ISO 27001
International standard for information security management systems; widely required for handling personal or sensitive data in UK public sector contracts.
Definition
ISO 27001 is the international standard for information security management systems (ISMS). It specifies a comprehensive set of controls covering information security policy, governance, risk management, asset management, access control, cryptography, physical security, operations security, communications security, system acquisition, supplier relationships, incident management, business continuity, and compliance. Certification is widely required by UK public sector buyers for contracts handling personal or sensitive information, and is increasingly a baseline expectation for technology and managed-services contracts even where not strictly mandated.
How it works in practice
ISO 27001 certification involves implementing the controls relevant to the organisation's context, building a documented ISMS, and being audited by an accredited certification body. The process typically takes 6-12 months for a first-time certification on a small or medium organisation, plus ongoing annual surveillance audits and triennial recertification audits. The control set is comprehensive: Annex A lists 93 controls (in the 2022 version) covering everything from supplier security to cryptographic key management. Organisations implement the controls proportionate to their risk profile; the standard is risk-based rather than checklist-based. The cost varies substantially with organisational size and complexity: an SME can typically achieve certification for £15-£40K plus internal effort; large organisations spend £100K+ on initial certification and ongoing maintenance. Public sector buyers often request ISO 27001 alongside Cyber Essentials Plus: Cyber Essentials covers baseline technical hygiene; ISO 27001 covers organisational maturity. For NHS contracts the NHS Data Security and Protection Toolkit substantially overlaps with ISO 27001 and is sometimes accepted in lieu; the specific requirement is set by the buyer.

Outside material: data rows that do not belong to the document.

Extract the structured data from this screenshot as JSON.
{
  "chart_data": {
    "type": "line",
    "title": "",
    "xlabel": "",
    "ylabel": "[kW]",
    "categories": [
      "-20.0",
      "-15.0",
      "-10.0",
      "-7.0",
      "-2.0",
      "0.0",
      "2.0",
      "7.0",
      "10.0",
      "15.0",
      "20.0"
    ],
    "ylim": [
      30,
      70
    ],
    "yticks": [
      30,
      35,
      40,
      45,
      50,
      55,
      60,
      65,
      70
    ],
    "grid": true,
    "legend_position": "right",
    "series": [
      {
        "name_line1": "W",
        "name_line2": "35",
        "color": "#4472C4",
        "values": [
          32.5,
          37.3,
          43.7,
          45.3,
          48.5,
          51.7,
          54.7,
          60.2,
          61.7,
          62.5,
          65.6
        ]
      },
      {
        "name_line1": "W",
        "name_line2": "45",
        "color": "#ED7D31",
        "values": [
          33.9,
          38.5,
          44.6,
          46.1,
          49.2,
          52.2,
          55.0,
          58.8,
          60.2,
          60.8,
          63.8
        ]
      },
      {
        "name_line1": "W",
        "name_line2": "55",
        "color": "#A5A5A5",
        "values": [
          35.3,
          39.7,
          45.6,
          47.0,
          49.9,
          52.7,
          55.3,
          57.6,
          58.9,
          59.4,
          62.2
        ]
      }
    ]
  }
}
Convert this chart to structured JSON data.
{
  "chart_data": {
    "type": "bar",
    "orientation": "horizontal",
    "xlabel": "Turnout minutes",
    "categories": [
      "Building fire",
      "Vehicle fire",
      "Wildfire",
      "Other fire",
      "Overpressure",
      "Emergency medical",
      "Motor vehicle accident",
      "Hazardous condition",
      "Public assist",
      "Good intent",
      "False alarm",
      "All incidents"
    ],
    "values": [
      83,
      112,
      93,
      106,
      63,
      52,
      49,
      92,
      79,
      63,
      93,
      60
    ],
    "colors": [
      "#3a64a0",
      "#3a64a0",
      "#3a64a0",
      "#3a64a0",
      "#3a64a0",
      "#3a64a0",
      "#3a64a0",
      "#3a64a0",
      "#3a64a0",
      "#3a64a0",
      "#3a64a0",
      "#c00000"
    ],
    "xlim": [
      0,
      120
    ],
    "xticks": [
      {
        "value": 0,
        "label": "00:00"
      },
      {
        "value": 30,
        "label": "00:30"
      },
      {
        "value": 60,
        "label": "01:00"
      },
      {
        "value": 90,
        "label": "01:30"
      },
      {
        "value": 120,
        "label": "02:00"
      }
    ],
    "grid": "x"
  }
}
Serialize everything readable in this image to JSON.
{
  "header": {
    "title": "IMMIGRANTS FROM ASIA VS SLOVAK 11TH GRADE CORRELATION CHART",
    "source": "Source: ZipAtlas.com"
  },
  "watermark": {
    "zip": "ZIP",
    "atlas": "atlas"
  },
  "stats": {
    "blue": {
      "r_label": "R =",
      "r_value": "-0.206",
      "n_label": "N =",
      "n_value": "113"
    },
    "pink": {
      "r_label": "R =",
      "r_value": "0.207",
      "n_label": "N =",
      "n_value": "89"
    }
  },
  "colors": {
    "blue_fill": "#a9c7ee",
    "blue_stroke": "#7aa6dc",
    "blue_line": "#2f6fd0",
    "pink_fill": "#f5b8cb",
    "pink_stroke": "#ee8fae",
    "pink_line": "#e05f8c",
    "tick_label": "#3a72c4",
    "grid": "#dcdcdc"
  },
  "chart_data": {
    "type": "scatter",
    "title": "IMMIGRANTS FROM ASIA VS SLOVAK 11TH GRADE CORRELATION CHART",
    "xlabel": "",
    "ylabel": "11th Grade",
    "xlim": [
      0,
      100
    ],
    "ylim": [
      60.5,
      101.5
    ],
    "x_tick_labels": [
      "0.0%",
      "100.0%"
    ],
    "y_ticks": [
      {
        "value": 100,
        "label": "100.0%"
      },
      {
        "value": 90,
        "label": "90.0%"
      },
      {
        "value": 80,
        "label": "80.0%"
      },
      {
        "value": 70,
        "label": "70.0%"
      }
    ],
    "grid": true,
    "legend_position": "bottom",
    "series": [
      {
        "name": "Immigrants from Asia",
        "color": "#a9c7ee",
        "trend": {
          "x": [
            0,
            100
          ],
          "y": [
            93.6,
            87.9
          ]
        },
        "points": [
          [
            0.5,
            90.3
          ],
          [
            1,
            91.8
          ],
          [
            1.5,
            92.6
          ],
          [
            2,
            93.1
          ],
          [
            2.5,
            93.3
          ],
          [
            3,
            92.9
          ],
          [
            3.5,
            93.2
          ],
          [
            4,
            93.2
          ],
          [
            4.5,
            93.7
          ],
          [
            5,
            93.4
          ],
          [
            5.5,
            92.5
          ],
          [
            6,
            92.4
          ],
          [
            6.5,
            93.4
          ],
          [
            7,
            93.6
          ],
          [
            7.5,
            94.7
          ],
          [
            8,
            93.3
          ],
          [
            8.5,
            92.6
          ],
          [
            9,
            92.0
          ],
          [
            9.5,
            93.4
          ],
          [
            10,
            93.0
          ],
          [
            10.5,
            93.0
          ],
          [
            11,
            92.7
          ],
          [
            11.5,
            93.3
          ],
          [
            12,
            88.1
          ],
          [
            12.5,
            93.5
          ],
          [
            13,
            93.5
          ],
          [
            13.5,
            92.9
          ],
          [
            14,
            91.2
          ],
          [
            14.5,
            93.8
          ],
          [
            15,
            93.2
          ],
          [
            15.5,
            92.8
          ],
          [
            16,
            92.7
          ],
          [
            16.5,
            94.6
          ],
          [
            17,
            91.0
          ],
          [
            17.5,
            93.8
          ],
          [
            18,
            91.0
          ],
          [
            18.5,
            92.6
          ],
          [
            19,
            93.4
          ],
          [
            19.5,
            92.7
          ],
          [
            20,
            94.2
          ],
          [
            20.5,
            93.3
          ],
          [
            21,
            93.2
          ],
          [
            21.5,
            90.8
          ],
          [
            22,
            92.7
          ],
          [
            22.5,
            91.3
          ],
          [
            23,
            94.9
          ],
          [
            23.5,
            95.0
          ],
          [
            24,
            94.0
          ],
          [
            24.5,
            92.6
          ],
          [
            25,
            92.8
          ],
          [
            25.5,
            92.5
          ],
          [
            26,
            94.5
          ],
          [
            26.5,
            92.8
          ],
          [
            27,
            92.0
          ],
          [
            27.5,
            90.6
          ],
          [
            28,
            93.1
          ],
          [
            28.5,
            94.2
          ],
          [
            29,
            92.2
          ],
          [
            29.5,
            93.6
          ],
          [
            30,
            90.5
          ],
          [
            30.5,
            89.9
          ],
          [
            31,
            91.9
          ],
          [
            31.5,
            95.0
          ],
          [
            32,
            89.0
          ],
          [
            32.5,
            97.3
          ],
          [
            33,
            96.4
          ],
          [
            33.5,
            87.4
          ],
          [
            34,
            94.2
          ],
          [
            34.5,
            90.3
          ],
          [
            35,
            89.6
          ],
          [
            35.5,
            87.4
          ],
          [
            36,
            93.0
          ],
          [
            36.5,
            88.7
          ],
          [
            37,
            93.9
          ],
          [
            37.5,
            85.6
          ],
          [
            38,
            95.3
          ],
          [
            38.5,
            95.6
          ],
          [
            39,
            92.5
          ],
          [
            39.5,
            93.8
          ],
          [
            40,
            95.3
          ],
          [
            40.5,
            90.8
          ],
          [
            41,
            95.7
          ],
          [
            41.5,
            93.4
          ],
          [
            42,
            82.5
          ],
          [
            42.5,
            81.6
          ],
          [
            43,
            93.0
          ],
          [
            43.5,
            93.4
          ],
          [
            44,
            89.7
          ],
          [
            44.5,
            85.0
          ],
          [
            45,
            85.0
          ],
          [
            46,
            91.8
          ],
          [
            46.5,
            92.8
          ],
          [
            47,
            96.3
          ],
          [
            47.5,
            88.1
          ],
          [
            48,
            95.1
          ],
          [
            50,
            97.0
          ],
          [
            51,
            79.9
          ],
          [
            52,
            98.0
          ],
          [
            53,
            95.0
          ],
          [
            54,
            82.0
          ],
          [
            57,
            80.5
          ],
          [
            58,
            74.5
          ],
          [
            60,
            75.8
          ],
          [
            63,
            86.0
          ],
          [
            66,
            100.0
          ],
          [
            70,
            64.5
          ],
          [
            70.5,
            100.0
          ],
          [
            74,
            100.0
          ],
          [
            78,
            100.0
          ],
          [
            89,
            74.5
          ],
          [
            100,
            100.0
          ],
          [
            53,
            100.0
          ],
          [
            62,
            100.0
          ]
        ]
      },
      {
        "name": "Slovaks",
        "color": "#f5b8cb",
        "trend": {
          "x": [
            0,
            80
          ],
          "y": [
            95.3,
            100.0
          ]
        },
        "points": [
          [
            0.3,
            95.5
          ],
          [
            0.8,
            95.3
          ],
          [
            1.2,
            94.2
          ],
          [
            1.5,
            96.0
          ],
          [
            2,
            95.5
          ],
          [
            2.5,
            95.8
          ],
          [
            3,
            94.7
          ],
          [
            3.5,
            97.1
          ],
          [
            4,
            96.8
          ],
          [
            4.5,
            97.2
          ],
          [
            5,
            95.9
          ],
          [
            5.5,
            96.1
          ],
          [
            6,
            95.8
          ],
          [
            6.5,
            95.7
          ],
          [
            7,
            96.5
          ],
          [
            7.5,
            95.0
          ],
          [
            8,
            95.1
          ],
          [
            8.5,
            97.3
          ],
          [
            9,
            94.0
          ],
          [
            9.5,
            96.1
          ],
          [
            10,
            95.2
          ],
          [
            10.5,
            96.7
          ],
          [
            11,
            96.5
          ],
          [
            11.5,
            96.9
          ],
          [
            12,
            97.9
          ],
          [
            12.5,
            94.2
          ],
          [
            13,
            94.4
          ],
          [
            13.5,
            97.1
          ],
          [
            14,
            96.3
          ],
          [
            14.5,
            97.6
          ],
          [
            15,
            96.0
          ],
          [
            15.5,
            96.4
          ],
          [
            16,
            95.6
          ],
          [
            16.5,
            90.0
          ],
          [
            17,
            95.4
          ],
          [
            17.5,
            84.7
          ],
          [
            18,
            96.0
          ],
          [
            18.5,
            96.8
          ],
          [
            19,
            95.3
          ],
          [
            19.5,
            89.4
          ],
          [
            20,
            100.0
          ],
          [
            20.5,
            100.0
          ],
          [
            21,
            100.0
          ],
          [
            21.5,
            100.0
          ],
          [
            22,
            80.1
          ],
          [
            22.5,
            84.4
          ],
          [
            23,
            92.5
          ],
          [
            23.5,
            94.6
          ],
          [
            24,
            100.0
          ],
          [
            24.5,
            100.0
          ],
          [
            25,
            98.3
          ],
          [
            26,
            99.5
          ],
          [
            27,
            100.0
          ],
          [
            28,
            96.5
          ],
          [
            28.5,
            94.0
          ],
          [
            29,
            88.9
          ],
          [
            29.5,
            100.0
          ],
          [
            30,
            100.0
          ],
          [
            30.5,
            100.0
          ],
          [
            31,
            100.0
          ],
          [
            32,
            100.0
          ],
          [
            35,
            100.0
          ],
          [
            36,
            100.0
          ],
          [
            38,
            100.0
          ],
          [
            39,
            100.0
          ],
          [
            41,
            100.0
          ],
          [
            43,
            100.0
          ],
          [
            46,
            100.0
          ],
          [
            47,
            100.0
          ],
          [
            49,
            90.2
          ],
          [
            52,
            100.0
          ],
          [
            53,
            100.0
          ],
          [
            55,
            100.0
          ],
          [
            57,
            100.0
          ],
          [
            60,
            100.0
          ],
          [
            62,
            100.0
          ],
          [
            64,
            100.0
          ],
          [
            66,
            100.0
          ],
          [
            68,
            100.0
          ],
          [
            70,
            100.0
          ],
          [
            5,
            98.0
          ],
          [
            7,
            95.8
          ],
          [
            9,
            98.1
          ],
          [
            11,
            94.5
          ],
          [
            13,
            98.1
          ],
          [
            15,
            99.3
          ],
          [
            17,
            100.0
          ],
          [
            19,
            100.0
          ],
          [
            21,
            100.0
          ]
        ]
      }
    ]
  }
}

KimonBids tracks ISO 27001 expiry dates and surfaces renewal reminders so suppliers do not lose certification mid-tender.
Common questions
When is ISO 27001 mandatory in UK public procurement?
For most central government contracts handling personal data at OFFICIAL classification, ISO 27001 is either mandated or strongly expected alongside Cyber Essentials Plus. For NHS contracts the equivalent NHS Data Security and Protection Toolkit is often required. Local government and the wider public sector increasingly require ISO 27001 for technology and managed services contracts.
How does ISO 27001 relate to Cyber Essentials?
They are complementary. Cyber Essentials covers a focused set of baseline technical controls (firewalls, secure configuration, access control, malware protection, patch management). ISO 27001 is a comprehensive ISMS covering policy, governance, risk management, and operations. Buyers often request both: CE for baseline technical hygiene, ISO 27001 for organisational maturity.
How long does ISO 27001 certification last?
The certificate is valid for three years subject to annual surveillance audits passing. Recertification audit at the three-year point is more comprehensive than the surveillance audits. Letting the certificate lapse during a live procurement is grounds for disqualification, so the renewal cycle sits in every compliance manager's calendar.